Snake’s Daughter: The Roads in and out of War
“A poignant memoir of loss by the daughter of a career soldier who died in Vietnam. Charles “the Snake” Hosking ran away from home when he was in high school to join the Canadian army and fight in WWII. He was discovered by his parents and discharged, with the intervention of his congressman, then joined the Coast Guard until, at age 17, he was given permission by his parents and the government to enlist in the US Army as a paratrooper. He went on to fight at the Battle of the Bulge and elsewhere, developing great skill as a warrior and an even greater affection for the army. Hosking married and had four children, Gilberg being the oldest. Until she was in her teens, she lived the life of an army brat: moving from fort to fort, learning new languages, making new friends, attending 12 schools in as many years. Perhaps as a result of her experience, she became a deeply thoughtful woman, looking inward to explain the many contradictions in her father’s life.
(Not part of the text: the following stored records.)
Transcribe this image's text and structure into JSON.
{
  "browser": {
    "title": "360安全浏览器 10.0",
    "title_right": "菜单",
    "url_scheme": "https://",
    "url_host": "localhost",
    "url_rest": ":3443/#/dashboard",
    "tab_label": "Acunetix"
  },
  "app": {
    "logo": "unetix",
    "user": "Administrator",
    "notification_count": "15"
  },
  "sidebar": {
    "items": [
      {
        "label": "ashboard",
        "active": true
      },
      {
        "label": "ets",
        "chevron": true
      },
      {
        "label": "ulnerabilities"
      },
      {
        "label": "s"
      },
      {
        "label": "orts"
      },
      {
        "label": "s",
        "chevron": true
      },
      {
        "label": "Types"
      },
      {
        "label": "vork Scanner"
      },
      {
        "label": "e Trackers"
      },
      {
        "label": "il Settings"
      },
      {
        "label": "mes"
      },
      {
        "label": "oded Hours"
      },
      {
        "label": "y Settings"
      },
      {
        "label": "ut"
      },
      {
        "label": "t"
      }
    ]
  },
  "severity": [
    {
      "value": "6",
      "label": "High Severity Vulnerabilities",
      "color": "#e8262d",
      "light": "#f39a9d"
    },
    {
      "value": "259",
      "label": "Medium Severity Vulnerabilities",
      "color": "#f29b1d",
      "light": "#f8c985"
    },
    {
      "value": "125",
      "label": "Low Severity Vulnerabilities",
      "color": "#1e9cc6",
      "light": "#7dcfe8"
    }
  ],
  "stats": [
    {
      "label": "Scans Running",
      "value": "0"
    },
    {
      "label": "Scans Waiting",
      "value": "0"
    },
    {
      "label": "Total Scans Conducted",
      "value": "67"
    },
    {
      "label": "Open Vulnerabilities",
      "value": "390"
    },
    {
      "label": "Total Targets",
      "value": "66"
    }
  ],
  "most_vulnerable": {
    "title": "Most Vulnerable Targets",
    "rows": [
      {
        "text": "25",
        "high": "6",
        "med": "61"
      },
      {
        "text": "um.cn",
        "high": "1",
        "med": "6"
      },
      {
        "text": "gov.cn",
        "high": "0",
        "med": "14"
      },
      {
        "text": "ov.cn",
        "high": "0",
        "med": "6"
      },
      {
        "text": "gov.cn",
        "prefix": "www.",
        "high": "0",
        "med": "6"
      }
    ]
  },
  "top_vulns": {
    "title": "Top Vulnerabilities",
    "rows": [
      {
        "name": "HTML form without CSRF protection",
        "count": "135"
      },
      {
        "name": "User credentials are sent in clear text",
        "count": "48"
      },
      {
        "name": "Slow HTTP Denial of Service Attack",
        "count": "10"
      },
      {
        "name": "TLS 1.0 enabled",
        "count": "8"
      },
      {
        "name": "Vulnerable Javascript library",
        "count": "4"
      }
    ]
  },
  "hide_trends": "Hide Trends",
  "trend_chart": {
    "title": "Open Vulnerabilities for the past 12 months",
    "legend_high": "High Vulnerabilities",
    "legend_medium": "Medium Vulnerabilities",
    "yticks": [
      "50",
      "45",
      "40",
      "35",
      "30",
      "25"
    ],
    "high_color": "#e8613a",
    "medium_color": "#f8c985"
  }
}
Why did this man with an extremely high IQ and a startling facility with language never become an officer? How could he reconcile his rigorously disciplined way of life with his dangerous drinking habit? Why did he reenlist time and again to fight in a war that he knew was unwinnable? And, perhaps hardest for Gilberg to accept, how could he justify all the time he spent from his family for the army? In fact, in his third tour of duty in Vietnam he sacrificed his own life to wrestle an enemy soldier with a hand grenade to the ground—his final choice of the army over himself and his family. The simple structure of this annotated photo album belies the depth of the work, shaded and shadowed with layers of meaning and sentiment.”
“Snake’s Daughter is also partly the autobiography of a soldier’s daughter. In her intense effort to discover who the Snake really was, the author discovers much about herself. Her father was rarely there when she was growing up, and she had little understanding of why he kept going off to train and fight, but he did leave photos meticulously arranged in albums. Her search through her father’s photographs is the heart of this moving book.
‘I’ve been in mourning since the day I heard from a young soldier’s lips that my father had been killed in action near the Song Be River,’ she writes. ‘If grief at that stage is mostly wordless, that’s where I was all these years until the search through my father’s images sparked my own words and set them free.
She was still a teenager in May 1969 when President Richard Nixon presented the Medal of Honor to her 8-year-old brother Wesley, two years after Sergeant Hosking sacrificed his life for his comrades. ‘It took me 26 years to begin to search back to him—to find my father beyond the hero and beyond the man everyone spoke of as ‘an excellent soldier,’ she writes. ‘It would take me all that time to articulate a collected and collective shame and silence I could no longer bear.’
She was looking for simple answers about her father and herself, but the more she searched, the farther she moved away from simplicity. Still, she came away with plenty of insight. Her father, she comes to see, was not a killer who loved to go to war. ‘He went,’ she writes, ‘because for him his world came down to the men on his right and the men on his left, and for them he was willing to give his own life.’ Writing this book clearly served as a healing process for the author, and because she writes so well about a complicated process, many readers will share in its benefits.”